A brief history of the GetEnvironmentStrings functions

Raymond Chen

The Get­Environment­Strings function has a long and troubled history.

The first bit of confusion is that the day it was introduced in Windows NT 3.1, it was exported funny. The UNICODE version was exported under the name Get­Environment­StringsW, but the ANSI version was exported under the name Get­Environment­Strings without the usual A suffix.

A mistake we have been living with for over two decades.

This is why the winbase.h header file contains these confusing lines:

WINBASEAPI
LPCH
WINAPI
GetEnvironmentStrings(
    VOID
    );

WINBASEAPI LPWCH WINAPI GetEnvironmentStringsW( VOID );

#ifdef UNICODE #define GetEnvironmentStrings GetEnvironmentStringsW #else #define GetEnvironmentStringsA GetEnvironmentStrings #endif // !UNICODE

It’s trying to clean up a mess that was created long ago, and it only partly succeeds. This is why your IDE may get confused when you try to call the Get­Environment­Strings function and send you to the wrong definition. It’s having trouble untangling the macros whose job is to try to untangle the original mistake.

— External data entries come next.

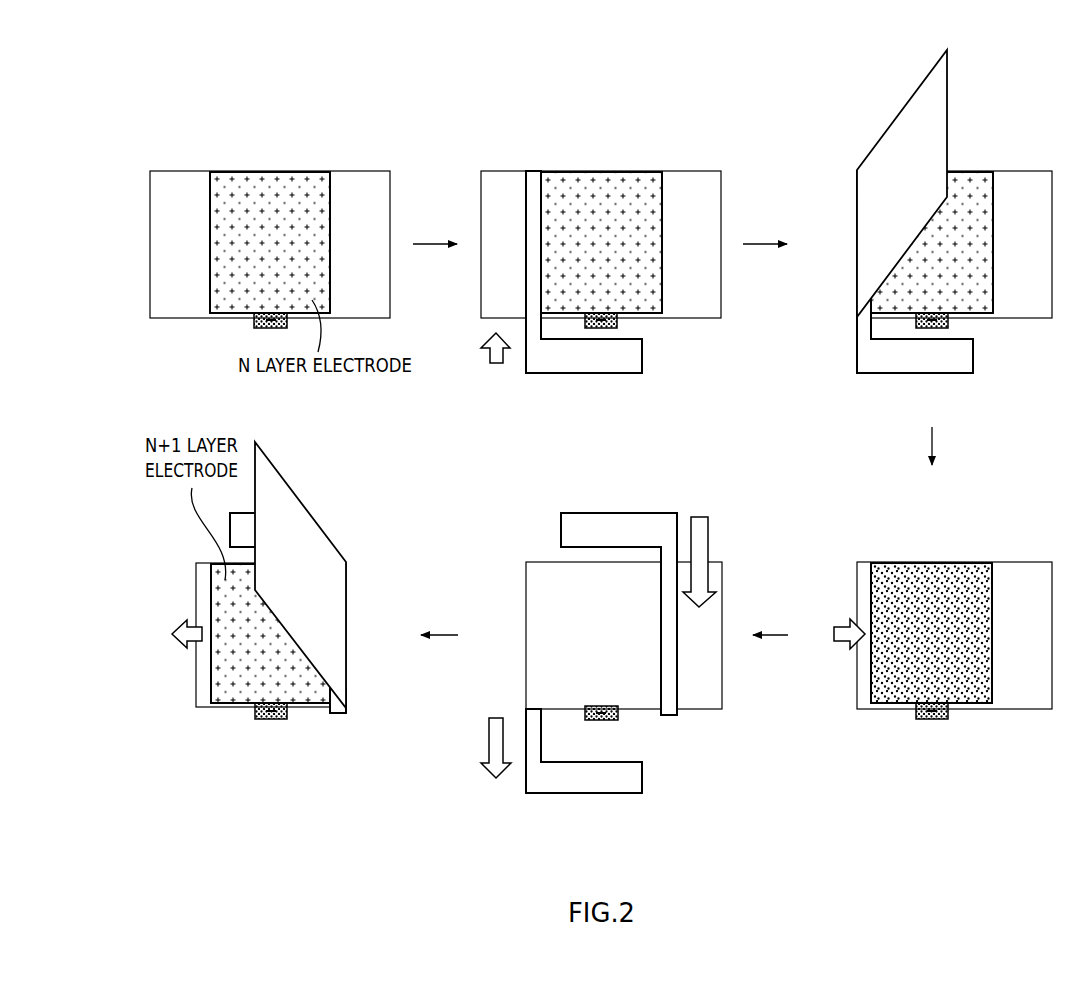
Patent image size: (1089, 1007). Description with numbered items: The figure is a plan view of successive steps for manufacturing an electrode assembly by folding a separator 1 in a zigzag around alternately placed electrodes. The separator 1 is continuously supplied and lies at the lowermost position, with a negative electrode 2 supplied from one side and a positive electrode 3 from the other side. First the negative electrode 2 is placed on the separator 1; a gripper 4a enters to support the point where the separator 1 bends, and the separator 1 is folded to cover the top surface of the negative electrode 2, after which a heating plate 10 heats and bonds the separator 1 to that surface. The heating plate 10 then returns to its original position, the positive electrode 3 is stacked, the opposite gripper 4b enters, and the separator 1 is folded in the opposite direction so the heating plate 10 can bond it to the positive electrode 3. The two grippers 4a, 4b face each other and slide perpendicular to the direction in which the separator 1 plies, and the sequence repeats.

The separator 1 is at (160, 243).
The negative electrode 2 is at (270, 180).
The positive electrode 3 is at (228, 695).
The gripper 4a is at (585, 790).
The gripper 4b is at (649, 520).
The heating plate 10 is at (889, 690).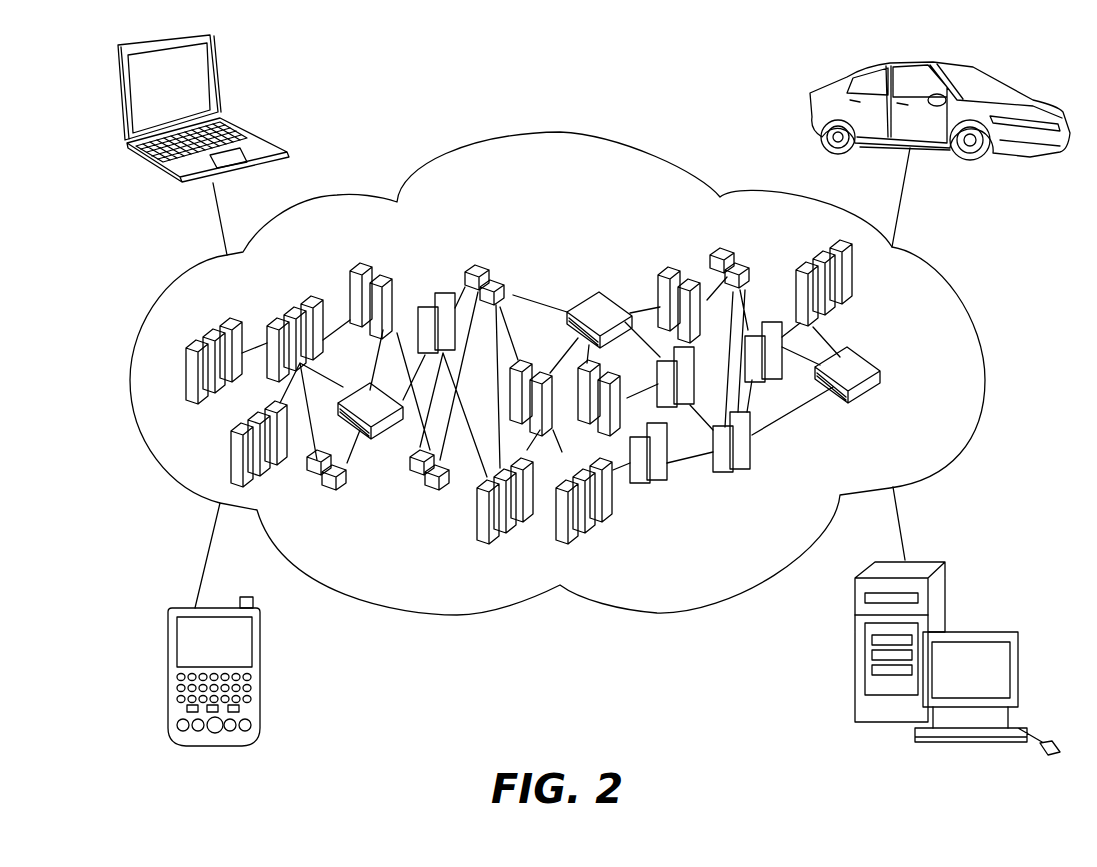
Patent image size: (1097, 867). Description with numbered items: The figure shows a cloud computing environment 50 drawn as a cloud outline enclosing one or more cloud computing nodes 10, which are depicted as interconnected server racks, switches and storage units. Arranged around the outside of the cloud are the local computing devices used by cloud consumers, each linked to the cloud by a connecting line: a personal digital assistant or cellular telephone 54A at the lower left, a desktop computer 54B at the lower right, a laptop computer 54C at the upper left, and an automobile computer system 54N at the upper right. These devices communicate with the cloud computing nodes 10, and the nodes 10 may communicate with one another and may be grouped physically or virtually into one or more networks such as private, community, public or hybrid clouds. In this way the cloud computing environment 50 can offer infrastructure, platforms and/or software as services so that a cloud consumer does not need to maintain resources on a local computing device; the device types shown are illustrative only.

The cloud computing nodes 10 is at (460, 209).
The cloud computing environment 50 is at (562, 138).
The personal digital assistant or cellular telephone 54A is at (245, 640).
The desktop computer 54B is at (988, 635).
The laptop computer 54C is at (207, 88).
The automobile computer system 54N is at (806, 97).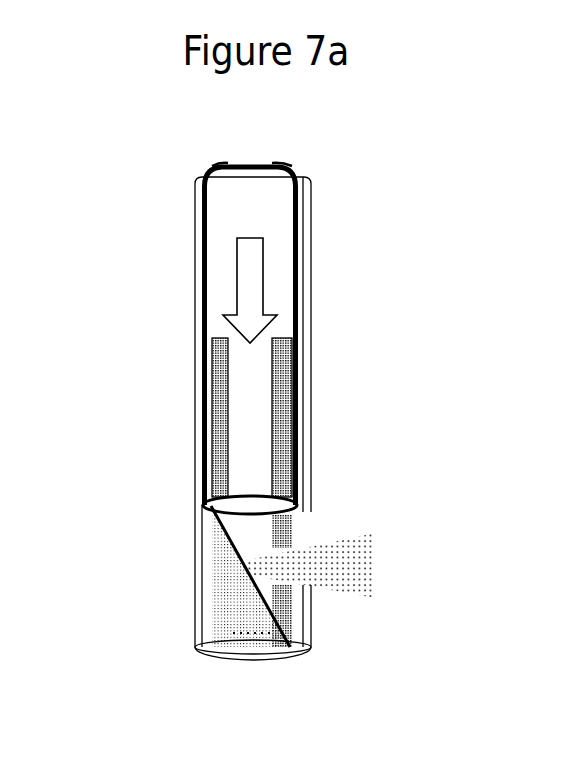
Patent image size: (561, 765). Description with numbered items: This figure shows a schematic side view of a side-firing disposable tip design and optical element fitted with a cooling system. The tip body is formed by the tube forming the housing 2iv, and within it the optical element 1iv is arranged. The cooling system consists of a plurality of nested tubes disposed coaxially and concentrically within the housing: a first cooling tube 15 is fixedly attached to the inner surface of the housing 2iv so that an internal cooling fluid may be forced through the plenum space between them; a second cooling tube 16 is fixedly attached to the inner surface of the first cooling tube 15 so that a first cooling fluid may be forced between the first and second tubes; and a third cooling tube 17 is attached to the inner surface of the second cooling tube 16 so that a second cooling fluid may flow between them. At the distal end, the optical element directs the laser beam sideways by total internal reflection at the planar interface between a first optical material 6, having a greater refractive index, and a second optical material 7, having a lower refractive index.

The first cooling tube 15 is at (307, 205).
The housing 2iv is at (308, 287).
The absorbent material 1iv is at (283, 397).
The second cooling tube 16 is at (311, 512).
The third cooling tube 17 is at (203, 514).
The second optical material 7 is at (224, 608).
The first optical material 6 is at (278, 607).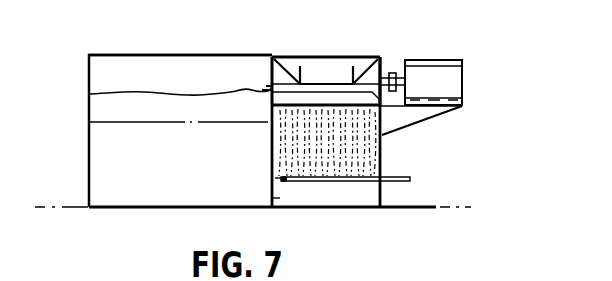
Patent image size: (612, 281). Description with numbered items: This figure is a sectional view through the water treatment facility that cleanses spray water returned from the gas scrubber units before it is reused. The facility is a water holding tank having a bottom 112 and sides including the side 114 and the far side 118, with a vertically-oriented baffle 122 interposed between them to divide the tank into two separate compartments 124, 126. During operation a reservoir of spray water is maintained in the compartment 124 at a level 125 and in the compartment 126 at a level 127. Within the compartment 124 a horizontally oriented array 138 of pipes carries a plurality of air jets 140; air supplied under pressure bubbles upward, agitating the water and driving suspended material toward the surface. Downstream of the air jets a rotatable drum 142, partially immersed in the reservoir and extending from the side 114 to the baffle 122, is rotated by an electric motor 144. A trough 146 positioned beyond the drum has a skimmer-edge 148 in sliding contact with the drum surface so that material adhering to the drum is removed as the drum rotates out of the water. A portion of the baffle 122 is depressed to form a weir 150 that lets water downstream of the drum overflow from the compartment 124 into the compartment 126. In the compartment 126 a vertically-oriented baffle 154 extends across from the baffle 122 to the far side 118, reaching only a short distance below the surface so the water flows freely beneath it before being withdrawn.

The bottom 112 is at (130, 207).
The side 114 is at (383, 152).
The side 118 is at (89, 158).
The vertically-oriented baffle 122 is at (272, 198).
The tank compartment 124 is at (315, 147).
The water level 125 is at (374, 62).
The tank compartment 126 is at (175, 170).
The water level 127 is at (137, 92).
The array of pipes 138 is at (360, 181).
The air jets 140 is at (278, 178).
The rotatable drum 142 is at (383, 118).
The electric motor 144 is at (448, 90).
The trough 146 is at (328, 72).
The skimmer-edge 148 is at (316, 57).
The weir 150 is at (268, 92).
The vertically-oriented baffle 154 is at (93, 78).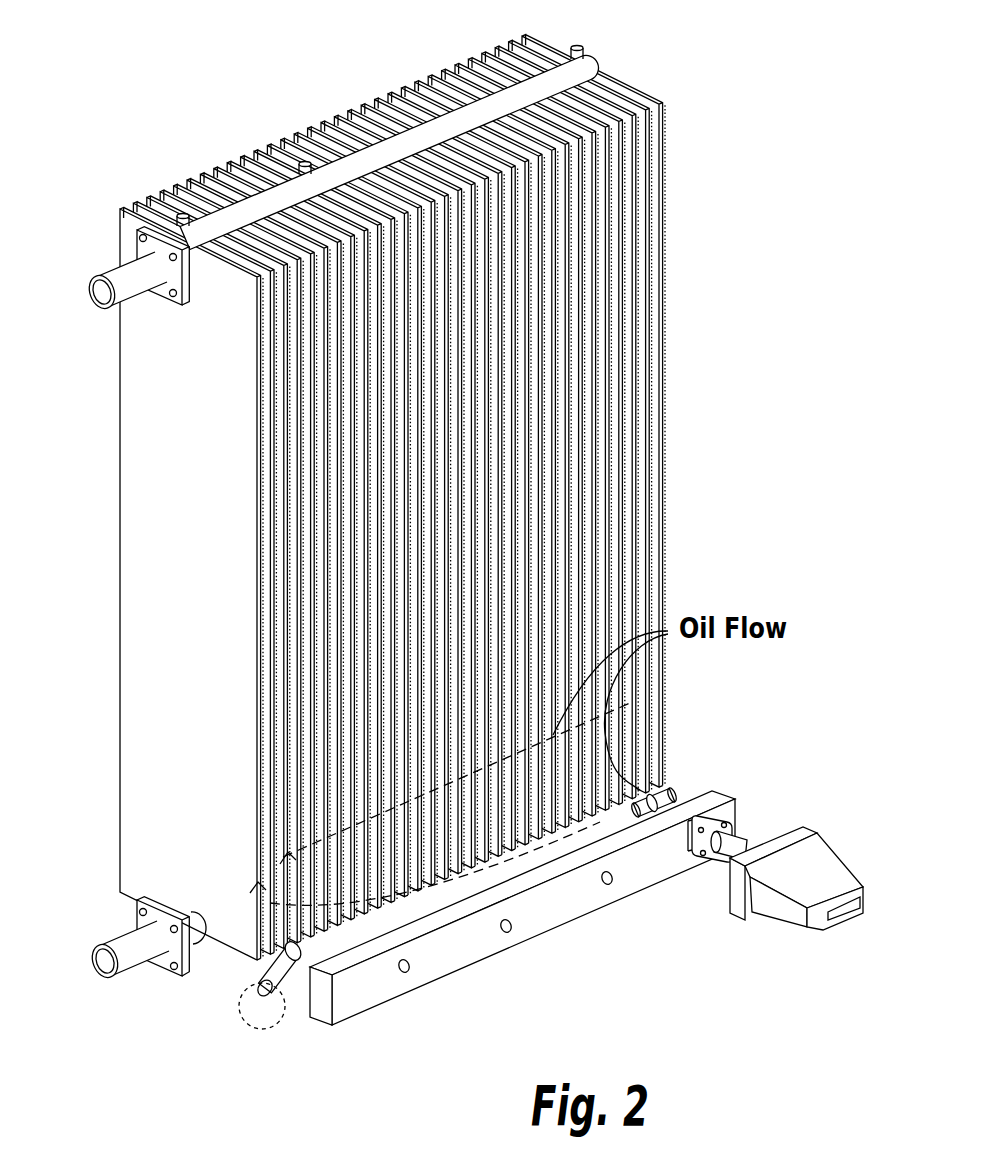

The kernel folks tried to clean this up as quickly as they could, by exporting new functions with the names Get­Environment­StringsW and Get­Environment­StringsA, like they should have been in the first place, but for compatibility purposes, they still have to export the weird unsuffixed Get­Environment­Strings function. And then to avoid all the “gotcha!”s from people looking for proof of nefarious intent, they kept the mistake in the public header files to make their actions visible to all.

Though personally, I would have tidied things up differently:

WINBASEAPI
LPCH
WINAPI
GetEnvironmentStrings(
    VOID
    );

WINBASEAPI LPCH WINAPI GetEnvironmentStringsA( VOID );

WINBASEAPI LPWCH WINAPI GetEnvironmentStringsW( VOID );

#ifdef UNICODE #define GetEnvironmentStrings GetEnvironmentStringsW #else #define GetEnvironmentStrings GetEnvironmentStringsA #endif // !UNICODE

I would have left the declaration of the mistaken Get­Environment­Strings function in the header file, but redirected the symbolic name to the preferred suffixed version.

But then again, maybe my version would have confused IDEs even more than the current mechanism does.

The other unfortunate note in the history of the Get­Environment­Strings function is the odd way it handled the Unicode environment. Back in the old days, the Get­Environment­Strings function returned a raw pointer to the environment block. The result was that if some other code modified the environment, your pointer became invalid, and there was nothing you could do about it. As I noted, the function was subsequently changed so that both the ANSI and Unicode versions return snapshots of the environment strings, so that the environment strings you received wouldn’t get spontaneously corrupted by another thread.